In fact, muteness is a bit of a theme. Yeon, who can speak, literally says nothing to her cheating husband (until the final scene), and even plays with her daughter in a sad silence. The mute Jang-jin has trouble making things clear to the three other occupants of his cell; he doesn’t have the words to reject the advances of one gay cellmate, and as the others become jealous of his visits with Yeon, he has no way to respond to their pettiness (other than splashing them with his blood, which may not be entirely intentional). It troubles me that nothing at all seems to be allowed in the cell except the four prisoners… and the sharpened objects with which Jang-jin keeps stabbing himself.

It must be said that Yeon’s visits are worth getting jealous over. Once she was catatonic, but in prison she comes alive! Having being allowed in that first time, Yeon is permitted to have regular face-to-face visits – and to bring in giant rolls of life-sized photographs with which she papers every wall of the visit room, taking care to cut perfectly around door handles and the CCTV camera. She is also allowed to bring in assorted props – flowers, a fan, a vase, a blow-up water toy, tablecloths and a karaoke machine. She decorates the room with joyful scenes from, in turn, Spring, Summer, Autumn… and, dressed for the appropriate season, serenades Jang-jin with seasonal pop songs. The warden watches on via CCTV from his office, tapping away in time.

The prison demonstrates a remarkably liberal attitude to this blossoming relationship between a very strange married woman and a prisoner who has killed his wife and two daughters. At her final visit, she is allowed to make love to him (while he remains handcuffed), and the guard in the same small room doesn’t intervene. He even appears reluctant to intervene when she tries to cheat the executioner by taking all of Jang-jin’s breath away, hoping that he might drift away while still basking in carnal afterglow.

It’s a film of dramatic visual contrasts – from the starkness of the prison cell, the muted colours of Yeon’s modern home and the wintry Seoul suburban landscape to each transformed visit room with its explosions of colour.
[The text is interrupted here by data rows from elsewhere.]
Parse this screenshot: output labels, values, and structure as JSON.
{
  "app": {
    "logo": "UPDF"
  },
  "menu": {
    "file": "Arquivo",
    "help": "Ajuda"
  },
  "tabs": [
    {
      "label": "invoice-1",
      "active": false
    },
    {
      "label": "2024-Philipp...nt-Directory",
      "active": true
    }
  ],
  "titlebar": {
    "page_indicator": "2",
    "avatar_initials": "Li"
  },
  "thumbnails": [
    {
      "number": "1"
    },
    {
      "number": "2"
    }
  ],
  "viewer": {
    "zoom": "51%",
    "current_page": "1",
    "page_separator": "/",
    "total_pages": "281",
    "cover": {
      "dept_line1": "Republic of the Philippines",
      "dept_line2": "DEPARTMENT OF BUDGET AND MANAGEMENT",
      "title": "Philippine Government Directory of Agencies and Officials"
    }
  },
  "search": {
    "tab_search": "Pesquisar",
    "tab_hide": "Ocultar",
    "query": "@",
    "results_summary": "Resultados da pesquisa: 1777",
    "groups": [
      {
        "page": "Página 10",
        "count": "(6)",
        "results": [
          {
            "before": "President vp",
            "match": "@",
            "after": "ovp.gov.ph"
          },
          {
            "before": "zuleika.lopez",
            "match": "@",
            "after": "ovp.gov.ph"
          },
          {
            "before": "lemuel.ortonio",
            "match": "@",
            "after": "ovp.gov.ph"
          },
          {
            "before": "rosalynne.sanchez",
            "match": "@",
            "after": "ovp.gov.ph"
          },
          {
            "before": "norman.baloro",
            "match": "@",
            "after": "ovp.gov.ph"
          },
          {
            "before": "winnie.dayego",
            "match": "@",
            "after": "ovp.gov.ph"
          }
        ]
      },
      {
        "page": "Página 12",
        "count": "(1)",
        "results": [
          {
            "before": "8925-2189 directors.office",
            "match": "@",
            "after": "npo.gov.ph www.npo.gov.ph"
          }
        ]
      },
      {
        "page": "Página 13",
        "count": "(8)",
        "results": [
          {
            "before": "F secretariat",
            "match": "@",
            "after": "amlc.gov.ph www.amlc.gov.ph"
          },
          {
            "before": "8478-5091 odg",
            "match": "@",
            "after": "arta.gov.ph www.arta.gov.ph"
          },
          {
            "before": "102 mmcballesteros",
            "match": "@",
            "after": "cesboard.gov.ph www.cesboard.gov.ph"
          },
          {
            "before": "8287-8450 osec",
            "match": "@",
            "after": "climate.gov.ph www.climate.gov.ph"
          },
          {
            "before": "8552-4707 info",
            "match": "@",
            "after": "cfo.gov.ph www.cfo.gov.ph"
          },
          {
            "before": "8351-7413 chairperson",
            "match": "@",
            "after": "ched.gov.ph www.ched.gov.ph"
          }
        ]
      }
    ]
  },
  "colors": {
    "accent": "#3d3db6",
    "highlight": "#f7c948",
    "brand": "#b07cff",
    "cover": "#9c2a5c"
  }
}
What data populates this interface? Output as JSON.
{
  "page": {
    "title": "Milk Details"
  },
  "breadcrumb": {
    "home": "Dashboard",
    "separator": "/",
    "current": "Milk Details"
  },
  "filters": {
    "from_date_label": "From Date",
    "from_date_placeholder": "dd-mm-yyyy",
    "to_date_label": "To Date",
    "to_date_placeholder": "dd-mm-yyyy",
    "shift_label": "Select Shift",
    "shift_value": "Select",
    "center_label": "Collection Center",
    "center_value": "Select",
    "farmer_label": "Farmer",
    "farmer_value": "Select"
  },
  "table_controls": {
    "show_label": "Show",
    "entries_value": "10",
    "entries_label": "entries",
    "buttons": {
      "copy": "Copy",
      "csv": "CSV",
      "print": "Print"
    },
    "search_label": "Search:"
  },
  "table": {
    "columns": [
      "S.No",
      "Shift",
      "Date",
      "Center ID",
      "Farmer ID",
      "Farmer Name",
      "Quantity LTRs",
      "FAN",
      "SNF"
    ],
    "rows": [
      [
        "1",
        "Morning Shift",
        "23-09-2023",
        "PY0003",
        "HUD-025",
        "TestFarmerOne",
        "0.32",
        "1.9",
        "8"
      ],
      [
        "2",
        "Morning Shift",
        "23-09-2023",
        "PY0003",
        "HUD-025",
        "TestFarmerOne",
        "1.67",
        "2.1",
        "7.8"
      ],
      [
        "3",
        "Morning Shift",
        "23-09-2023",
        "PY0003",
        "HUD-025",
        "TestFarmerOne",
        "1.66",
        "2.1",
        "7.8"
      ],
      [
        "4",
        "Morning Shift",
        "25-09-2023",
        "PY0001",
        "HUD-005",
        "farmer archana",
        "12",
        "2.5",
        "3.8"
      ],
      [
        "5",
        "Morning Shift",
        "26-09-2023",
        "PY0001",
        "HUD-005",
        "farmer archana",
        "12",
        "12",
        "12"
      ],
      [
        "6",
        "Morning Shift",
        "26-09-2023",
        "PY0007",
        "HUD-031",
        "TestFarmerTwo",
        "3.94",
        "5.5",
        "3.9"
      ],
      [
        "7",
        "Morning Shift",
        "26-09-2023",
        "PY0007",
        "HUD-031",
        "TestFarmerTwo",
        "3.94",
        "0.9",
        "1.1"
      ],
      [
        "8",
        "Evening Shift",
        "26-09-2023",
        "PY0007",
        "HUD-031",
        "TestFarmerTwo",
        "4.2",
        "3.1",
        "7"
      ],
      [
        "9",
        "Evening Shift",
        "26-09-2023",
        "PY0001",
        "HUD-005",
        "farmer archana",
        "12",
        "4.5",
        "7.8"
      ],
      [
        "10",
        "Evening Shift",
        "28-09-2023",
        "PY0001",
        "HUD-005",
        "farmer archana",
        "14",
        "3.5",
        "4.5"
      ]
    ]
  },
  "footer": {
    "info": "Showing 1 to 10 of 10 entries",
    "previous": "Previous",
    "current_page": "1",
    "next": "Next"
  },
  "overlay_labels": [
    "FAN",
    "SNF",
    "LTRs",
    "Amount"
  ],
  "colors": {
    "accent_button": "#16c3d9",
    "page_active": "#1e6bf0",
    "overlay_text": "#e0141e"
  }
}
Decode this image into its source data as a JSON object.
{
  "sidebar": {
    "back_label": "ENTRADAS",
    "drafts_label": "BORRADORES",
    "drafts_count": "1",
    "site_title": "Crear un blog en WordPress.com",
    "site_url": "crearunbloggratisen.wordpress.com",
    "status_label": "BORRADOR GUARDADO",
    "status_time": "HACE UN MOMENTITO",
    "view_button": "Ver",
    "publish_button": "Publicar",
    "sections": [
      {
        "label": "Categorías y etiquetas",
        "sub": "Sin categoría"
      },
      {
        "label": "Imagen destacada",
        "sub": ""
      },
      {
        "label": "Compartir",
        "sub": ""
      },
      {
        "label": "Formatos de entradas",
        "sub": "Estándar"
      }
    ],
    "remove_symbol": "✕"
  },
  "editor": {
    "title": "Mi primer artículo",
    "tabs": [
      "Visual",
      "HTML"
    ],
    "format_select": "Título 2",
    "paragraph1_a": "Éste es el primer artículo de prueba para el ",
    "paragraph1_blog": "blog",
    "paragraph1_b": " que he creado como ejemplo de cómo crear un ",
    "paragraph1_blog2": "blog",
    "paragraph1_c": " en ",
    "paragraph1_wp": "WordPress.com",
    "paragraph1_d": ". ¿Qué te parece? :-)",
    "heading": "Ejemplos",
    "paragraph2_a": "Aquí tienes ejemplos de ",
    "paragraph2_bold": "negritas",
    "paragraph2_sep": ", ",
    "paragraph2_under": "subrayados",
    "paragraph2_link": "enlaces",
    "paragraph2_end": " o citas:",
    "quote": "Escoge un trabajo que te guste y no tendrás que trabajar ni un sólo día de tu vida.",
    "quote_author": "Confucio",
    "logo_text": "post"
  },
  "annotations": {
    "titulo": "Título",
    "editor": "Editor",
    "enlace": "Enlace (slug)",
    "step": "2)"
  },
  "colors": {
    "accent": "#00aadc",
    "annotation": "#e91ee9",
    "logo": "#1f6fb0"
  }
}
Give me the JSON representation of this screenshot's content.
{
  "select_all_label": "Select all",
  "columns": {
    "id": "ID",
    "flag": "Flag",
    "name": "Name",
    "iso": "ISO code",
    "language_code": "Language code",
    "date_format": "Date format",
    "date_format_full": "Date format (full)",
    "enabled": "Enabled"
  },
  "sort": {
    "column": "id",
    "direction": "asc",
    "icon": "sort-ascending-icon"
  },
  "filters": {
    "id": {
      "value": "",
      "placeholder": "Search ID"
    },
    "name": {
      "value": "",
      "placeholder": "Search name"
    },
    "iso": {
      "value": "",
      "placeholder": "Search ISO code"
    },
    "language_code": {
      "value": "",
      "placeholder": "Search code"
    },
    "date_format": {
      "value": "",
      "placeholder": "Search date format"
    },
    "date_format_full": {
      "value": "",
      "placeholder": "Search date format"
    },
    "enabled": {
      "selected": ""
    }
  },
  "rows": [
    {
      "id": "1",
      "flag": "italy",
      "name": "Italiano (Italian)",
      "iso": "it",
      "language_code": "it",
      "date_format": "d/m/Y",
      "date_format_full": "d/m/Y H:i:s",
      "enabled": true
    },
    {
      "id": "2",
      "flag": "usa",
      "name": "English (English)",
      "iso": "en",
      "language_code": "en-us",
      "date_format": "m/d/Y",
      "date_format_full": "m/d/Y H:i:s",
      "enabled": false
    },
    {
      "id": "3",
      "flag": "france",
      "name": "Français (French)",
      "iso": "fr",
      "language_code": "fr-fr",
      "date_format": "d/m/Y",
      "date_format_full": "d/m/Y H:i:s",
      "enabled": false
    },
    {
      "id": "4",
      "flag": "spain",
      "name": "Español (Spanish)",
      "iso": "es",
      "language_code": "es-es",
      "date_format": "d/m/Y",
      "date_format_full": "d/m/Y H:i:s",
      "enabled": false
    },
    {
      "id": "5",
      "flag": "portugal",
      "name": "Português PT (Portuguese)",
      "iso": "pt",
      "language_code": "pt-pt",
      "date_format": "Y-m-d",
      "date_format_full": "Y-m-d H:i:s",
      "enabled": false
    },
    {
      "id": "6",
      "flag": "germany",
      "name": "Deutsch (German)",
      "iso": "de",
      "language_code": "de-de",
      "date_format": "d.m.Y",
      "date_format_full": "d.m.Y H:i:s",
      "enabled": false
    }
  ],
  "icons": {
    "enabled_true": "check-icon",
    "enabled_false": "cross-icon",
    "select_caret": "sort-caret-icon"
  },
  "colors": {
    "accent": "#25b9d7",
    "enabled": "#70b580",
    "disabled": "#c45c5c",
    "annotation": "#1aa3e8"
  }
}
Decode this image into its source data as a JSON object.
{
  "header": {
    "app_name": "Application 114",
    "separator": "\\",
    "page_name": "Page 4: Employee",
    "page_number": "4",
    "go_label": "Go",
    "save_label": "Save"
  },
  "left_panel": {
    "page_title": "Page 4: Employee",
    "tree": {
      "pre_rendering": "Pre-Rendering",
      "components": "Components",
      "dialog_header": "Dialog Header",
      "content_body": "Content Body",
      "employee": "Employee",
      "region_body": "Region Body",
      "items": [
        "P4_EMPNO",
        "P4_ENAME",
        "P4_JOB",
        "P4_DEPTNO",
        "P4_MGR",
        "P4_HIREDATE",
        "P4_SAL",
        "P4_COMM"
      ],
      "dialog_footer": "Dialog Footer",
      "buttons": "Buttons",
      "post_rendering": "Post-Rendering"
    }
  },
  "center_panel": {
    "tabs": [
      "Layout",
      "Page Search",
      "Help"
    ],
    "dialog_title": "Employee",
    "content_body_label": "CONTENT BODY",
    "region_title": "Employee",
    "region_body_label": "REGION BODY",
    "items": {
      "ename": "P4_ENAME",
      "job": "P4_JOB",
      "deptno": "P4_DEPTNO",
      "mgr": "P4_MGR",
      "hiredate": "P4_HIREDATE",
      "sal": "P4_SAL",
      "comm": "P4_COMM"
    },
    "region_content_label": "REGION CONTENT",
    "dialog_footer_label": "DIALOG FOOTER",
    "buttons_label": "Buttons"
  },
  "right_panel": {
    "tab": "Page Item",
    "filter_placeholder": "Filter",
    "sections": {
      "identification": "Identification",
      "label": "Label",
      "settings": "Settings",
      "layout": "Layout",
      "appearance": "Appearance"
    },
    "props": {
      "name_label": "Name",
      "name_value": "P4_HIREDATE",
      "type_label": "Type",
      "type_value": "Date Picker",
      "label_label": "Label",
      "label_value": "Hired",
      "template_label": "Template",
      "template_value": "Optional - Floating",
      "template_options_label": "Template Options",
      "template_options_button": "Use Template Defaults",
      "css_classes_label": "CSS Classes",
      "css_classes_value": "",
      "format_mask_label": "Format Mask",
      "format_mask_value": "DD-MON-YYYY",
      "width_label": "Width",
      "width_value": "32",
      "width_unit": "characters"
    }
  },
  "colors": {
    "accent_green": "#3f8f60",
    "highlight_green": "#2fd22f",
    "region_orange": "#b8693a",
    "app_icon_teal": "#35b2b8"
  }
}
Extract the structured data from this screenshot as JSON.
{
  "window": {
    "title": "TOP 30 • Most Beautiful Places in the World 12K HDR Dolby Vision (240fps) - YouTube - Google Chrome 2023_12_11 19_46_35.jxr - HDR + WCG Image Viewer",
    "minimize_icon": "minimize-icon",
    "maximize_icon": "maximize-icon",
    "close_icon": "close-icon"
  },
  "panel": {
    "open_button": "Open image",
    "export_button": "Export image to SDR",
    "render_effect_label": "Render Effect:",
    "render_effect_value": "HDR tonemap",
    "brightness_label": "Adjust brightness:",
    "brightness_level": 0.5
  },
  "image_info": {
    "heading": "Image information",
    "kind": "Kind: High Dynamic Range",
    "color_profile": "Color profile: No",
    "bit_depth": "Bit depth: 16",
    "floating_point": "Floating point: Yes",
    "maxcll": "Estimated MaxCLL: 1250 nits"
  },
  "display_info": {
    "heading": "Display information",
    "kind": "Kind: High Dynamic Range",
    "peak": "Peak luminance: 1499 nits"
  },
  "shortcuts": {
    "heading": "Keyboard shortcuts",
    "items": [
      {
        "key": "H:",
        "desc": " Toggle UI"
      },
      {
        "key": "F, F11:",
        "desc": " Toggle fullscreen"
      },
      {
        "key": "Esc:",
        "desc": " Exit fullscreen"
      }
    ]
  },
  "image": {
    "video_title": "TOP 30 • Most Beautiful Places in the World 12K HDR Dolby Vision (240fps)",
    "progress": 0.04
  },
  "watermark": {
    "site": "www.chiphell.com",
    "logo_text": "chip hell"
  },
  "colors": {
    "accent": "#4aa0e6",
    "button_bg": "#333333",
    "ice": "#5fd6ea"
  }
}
Is there a prison system in the world that would allow a visitor to paper its visit room? I don’t think so. At a stretch, one could contend that her eccentric behaviour is tolerated because it helps keep Jang-jin alive until his execution… but it’s a big stretch.

It’s certainly an unconventional love story. I have no doubt that others will find it allegorical or tongue-in-cheek; that it matters not whether the prison operates like a real prison – that it is irrelevant to the story’s colour and romance and passion and emotional pull. But it matters to me.

Breath #2 - Ji-a Park as Yeon and Chen Chang as Jang-yin Breath #3 - Chen Chang as Jang-jin and Ji-a Park as Yeon

Posted on March 14th, 2013 at 8:36 pm. Updated on March 14th, 2013 at 8:36 pm.

#187 in the Top 500

One Response to “Soom / Breath (2007, South Korea)”

  1. August 10th, 2013 at 10:13 pm
    Tracey says:

    I watched this because of the Director Kim Ki-duk (and yes because it was South Korean). Funny thing was this was touted as a tender romance…Really??? A little bit of trivia for you…Kim Ki-duk’s most acclaimed film to date is ‘Spring,Summer, Fall, Winter’ a theme that you see again in ‘Breath’.